With a still relatively short history of natural gas use in the region, the Pacific Northwest has limited gas pipeline options, but the situation may change now that several liquefied natural gas (LNG) terminals have been proposed for Oregon’s Pacific Coast and Columbia River banks. Proponents outlined two of the major new pipeline proposals — Palomar and Pacific Connector — at the LDC Forum: Rockies & West conference in Los Angeles Tuesday and Wednesday.

Both are joint venture proposals, with Pacific Connector being prompted by Canada-based Fort Chicago Energy Partners’ proposed Jordan Cove LNG terminal at Coos Bay along the Pacific Coast. The LNG developer has hooked up with Williams and Pacific Gas and Electric Co. to propose a new natural gas line from the terminal to the existing interstate pipeline from western Canada that brings gas into California at the Oregon-California near Malin. Palomar would be built in two phases in northern Oregon from the same TransCanada NTG pipeline out of Alberta, Canada, northwesterly over to Portland in its first phase, and farther north and west in its second phase to the proposed site of the Bradwood Landing LNG terminal along the Columbia River, about 40 miles inland from Astoria, OR.

Palomar is a potential joint venture between TransCanada Pipeline and the local distribution utility, Northwest Natural Gas, which has been proposing to build some version of Palomar for years to overcome the fact that there is only one major pipeline bringing gas supplies into its system.

“We actually had a working agreement back in the 1990s with Pacific Gas Transmission when it owned and operated the pipeline out of Alberta,” said Randy Friedman, Northwest Natural’s gas supply director. “It was called the ‘Portland Lateral’ at one time. We just concluded an open season on it the end of October.”

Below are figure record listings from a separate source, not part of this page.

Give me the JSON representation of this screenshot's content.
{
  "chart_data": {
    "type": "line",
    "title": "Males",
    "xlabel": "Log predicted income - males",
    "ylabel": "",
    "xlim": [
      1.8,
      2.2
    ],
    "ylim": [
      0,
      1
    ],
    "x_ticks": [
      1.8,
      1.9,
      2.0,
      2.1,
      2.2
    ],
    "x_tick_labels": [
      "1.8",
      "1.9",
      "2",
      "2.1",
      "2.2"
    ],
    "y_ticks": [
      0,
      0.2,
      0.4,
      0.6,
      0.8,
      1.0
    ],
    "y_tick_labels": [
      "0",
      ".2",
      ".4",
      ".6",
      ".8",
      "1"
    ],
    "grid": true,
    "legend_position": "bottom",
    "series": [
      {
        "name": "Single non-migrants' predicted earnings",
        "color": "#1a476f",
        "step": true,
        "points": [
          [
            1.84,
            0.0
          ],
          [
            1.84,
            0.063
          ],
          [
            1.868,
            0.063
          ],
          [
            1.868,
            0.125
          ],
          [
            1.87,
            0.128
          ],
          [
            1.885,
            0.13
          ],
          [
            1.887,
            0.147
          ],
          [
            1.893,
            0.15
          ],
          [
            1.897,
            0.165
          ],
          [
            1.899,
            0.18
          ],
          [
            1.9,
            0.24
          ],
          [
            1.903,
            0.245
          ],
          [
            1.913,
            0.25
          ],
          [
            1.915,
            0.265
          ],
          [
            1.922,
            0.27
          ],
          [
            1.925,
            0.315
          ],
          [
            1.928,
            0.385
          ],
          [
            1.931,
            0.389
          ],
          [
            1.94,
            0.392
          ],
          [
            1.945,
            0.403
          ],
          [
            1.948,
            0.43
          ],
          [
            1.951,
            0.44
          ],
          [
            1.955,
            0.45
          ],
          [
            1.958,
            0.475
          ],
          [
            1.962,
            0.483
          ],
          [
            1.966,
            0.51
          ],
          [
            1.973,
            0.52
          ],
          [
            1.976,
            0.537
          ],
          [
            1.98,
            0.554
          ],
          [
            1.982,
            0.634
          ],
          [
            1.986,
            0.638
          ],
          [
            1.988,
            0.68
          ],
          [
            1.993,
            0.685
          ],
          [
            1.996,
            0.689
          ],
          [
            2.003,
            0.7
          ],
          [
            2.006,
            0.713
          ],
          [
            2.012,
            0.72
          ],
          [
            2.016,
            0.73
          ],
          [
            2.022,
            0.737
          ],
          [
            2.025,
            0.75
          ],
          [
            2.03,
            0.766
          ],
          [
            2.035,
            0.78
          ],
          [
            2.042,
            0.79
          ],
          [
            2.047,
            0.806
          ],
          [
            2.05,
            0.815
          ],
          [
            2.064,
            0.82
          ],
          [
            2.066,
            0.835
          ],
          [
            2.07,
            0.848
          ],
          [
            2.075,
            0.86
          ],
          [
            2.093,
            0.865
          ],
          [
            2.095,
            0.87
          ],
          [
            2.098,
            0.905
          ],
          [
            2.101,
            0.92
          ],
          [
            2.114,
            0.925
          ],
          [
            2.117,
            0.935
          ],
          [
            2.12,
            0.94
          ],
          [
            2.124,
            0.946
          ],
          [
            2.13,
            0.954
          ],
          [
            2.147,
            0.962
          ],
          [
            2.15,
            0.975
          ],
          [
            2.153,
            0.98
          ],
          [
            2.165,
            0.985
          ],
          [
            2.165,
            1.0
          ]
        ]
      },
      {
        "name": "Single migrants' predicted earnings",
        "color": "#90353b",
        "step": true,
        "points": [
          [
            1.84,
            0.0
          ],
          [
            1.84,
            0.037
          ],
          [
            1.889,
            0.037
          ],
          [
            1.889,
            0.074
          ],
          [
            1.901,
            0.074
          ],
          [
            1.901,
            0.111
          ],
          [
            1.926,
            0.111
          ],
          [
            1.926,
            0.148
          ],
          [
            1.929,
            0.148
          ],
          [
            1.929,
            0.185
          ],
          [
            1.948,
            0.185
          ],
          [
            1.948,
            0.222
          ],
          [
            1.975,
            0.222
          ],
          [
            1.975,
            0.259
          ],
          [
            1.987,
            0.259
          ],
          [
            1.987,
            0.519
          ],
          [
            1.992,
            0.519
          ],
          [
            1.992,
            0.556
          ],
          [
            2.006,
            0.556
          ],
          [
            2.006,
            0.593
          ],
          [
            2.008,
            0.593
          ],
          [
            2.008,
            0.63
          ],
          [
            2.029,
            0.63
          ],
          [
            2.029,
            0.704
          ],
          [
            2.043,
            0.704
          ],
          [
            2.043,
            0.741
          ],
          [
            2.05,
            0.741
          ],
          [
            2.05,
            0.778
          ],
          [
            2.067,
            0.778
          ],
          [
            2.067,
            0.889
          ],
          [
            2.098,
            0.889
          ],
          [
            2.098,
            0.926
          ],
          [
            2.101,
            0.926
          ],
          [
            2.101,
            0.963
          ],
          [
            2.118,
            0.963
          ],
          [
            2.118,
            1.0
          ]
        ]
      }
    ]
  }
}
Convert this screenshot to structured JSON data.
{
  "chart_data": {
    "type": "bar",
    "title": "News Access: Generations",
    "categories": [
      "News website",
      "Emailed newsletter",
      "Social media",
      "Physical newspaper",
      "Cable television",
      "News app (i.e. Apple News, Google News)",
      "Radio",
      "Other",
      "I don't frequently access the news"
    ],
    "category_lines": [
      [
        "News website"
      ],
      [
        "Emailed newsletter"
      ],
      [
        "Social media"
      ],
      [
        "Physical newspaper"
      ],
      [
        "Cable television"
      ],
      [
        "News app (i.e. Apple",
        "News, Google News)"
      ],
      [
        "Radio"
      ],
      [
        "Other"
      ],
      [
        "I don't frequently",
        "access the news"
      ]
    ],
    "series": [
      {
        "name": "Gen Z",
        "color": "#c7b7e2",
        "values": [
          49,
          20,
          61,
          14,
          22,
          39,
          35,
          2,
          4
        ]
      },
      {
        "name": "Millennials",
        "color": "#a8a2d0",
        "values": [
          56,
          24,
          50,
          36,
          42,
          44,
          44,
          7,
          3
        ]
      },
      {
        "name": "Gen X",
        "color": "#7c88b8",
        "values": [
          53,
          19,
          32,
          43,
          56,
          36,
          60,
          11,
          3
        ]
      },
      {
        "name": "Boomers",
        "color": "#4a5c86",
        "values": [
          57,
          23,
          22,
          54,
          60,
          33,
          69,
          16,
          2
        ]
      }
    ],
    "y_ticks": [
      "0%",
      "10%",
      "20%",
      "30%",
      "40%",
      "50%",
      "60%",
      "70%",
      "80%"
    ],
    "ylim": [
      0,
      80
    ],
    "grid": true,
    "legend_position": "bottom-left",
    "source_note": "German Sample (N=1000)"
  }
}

Rather than an equity position in the proposed pipeline, Friedman said the major motivator for his utility is “risk management” to mitigate the fact that 90% of Northwest Natural’s current supplies come through the Williams Northwest Pipeline system. Half of the utility’s supplies come from Alberta, a quarter from the Rockies, and all of that gas goes through a single pipeline in the Columbia River Gorge.

“That’s a risk, so having an alternative pathway to get some of our supplies into our service territory from a risk management standpoint is something we need to look at,” Friedman said. “We’re not going to do it unless it is cost effective, and I am being told right now that it cannot be done in a cost-effective way. There are other options.”

For now, Palomar is being proposed to start up around 2011, which coincides with the proposed start-up for a still-to-be-permitted LNG terminal along the Columbia. If there was a connection to the LNG terminal, the pipeline would be boosted from a 24-inch-diameter line to a 36-inch-diameter pipeline.

“We’re all in favor of having LNG brought into this country. More supply is good,” Friedman said. “In Oregon, would be good, and in the Columbia River is best from our point of view. However, the cost of all of this has to be competitive with alternatives.”

The Jordan Cove LNG proposal and related pipeline also would be looking to be a conduit to the larger western markets, 60% of which the Coos Bay site backers say they could access by building a new pipeline to Malin,OR, at the California border. It would be a nearly $1 billion undertaking ($960 million in current estimates), stretching 223 miles with 36-inch-diameter pipe whose capacity would be up to 1 Bcf/d.

Gas eventually could flow north in Oregon and Washington, and south into California and Nevada. “But we won’t build anything without long-term market interest,” said Vern Wadey, Fort Chicago’s vice president, business development. Ultimately he said the LNG terminal and the Pacific Connector pipe would ignite the development of new energy hubs and storage in California and the Northwest.